Appel à communications | Colloque Étudiants, intellectuels et artistes étrangers en France en mai-juin 68

Appel à communications | Colloque Étudiants, intellectuels et artistes étrangers en France en mai-juin 68

Deadline : 30 septembre 2020

Appel à communications/ Call for papers

Colloque Étudiants, intellectuels et artistes étrangers en France en mai-juin 68.

11 et 12 Février 2021
Paris, Centre d’histoire sociale des mondes contemporains/Campus Condorcet – 93000 Aubervilliers

L’historiographie « des années 68 » a récemment privilégié une approche globale des mouvements sociaux, mettant l’accent sur les circulations et les échanges d’un pays ou d’un continent à l’autre. Cette historiographie est très riche, comme l’est aussi celle concernant plus spécifiquement le Mai français. Il demeure néanmoins quelques angles morts, ou quelques terrains qui n’ont pas été explorés.

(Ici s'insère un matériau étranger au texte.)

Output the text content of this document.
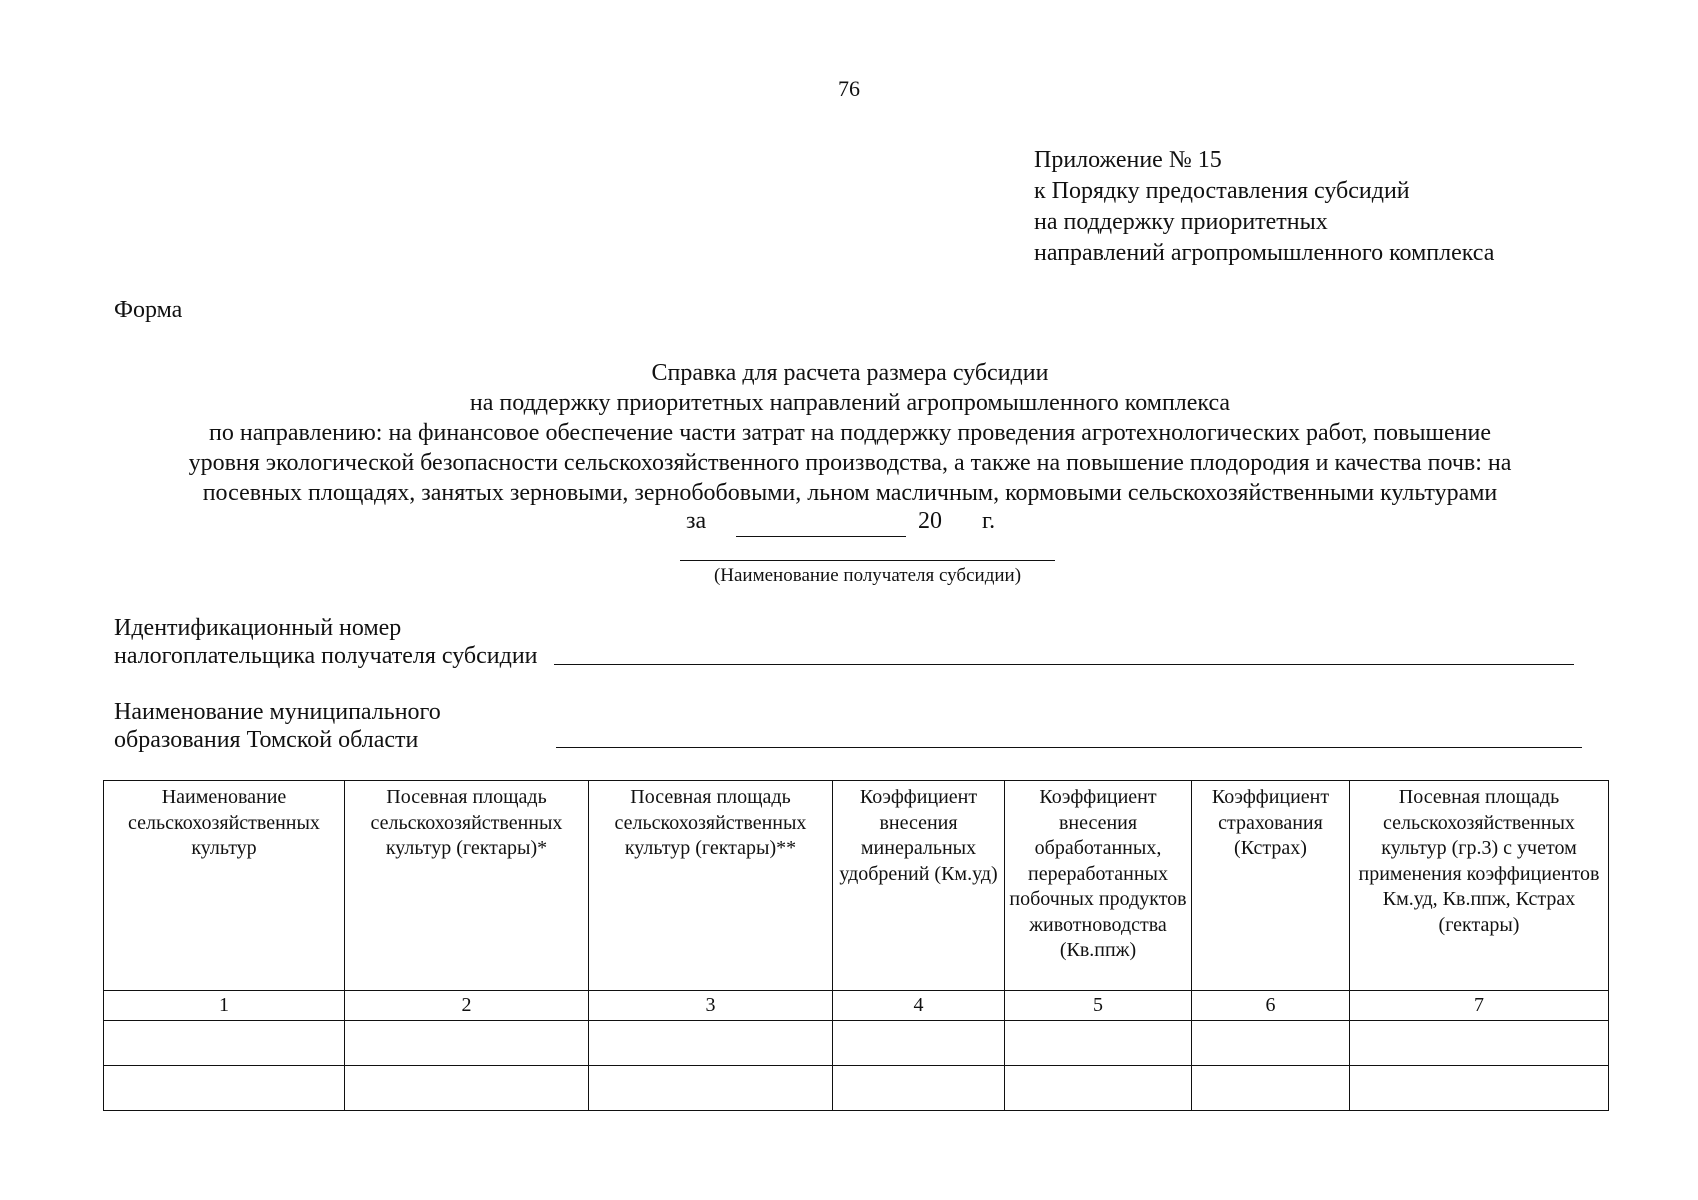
76
Приложение № 15
к Порядку предоставления субсидий
на поддержку приоритетных
направлений агропромышленного комплекса
Форма
Справка для расчета размера субсидии
на поддержку приоритетных направлений агропромышленного комплекса
по направлению: на финансовое обеспечение части затрат на поддержку проведения агротехнологических работ, повышение
уровня экологической безопасности сельскохозяйственного производства, а также на повышение плодородия и качества почв: на
посевных площадях, занятых зерновыми, зернобобовыми, льном масличным, кормовыми сельскохозяйственными культурами
за	20 г.
(Наименование получателя субсидии)
Идентификационный номер
налогоплательщика получателя субсидии
Наименование муниципального
образования Томской области
Наименование сельскохозяйственных культур	Посевная площадь сельскохозяйственных культур (гектары)*	Посевная площадь сельскохозяйственных культур (гектары)**	Коэффициент внесения минеральных удобрений (Км.уд)	Коэффициент внесения обработанных, переработанных побочных продуктов животноводства (Кв.ппж)	Коэффициент страхования (Кстрах)	Посевная площадь сельскохозяйственных культур (гр.3) с учетом применения коэффициентов Км.уд, Кв.ппж, Кстрах (гектары)
1	2	3	4	5	6	7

L’un de ceux-ci est le rôle des étudiants étrangers voire plus largement des intellectuels et artistes étrangers (écrivains, artistes, musiciens, enseignants etc.) en France en mai-juin 68. Cette présence des étrangers en France a fait l’objet d’études quand il s’agissait des travailleurs immigrés dont on sait désormais l’importante participation au mouvement de Mai. Mais la présence d’étudiants et/ou intellectuels, et partant leur participation au mouvement, reste encore largement ignorée. Ils sont alors nombreux à étudier dans la capitale française, ou dans d’autres villes universitaires du territoire. Ils représentent 5,7% de la population étudiante totale en 1968-1969, et cet effectif va croître très fortement à partir de la fin de l’année 68. Ils sont africains (Afrique du Nord et Afrique sub-saharienne), européens (allemands, portugais, italiens, espagnols, grecs, britanniques), sud-américains, israéliens, américains du Nord (États-Unis ou Québec), palestiniens. Ils adhèrent généralement au Mai français tout en mettant en œuvre des logiques spécifiques liées aux conditions politiques et sociales de leur pays d’origine.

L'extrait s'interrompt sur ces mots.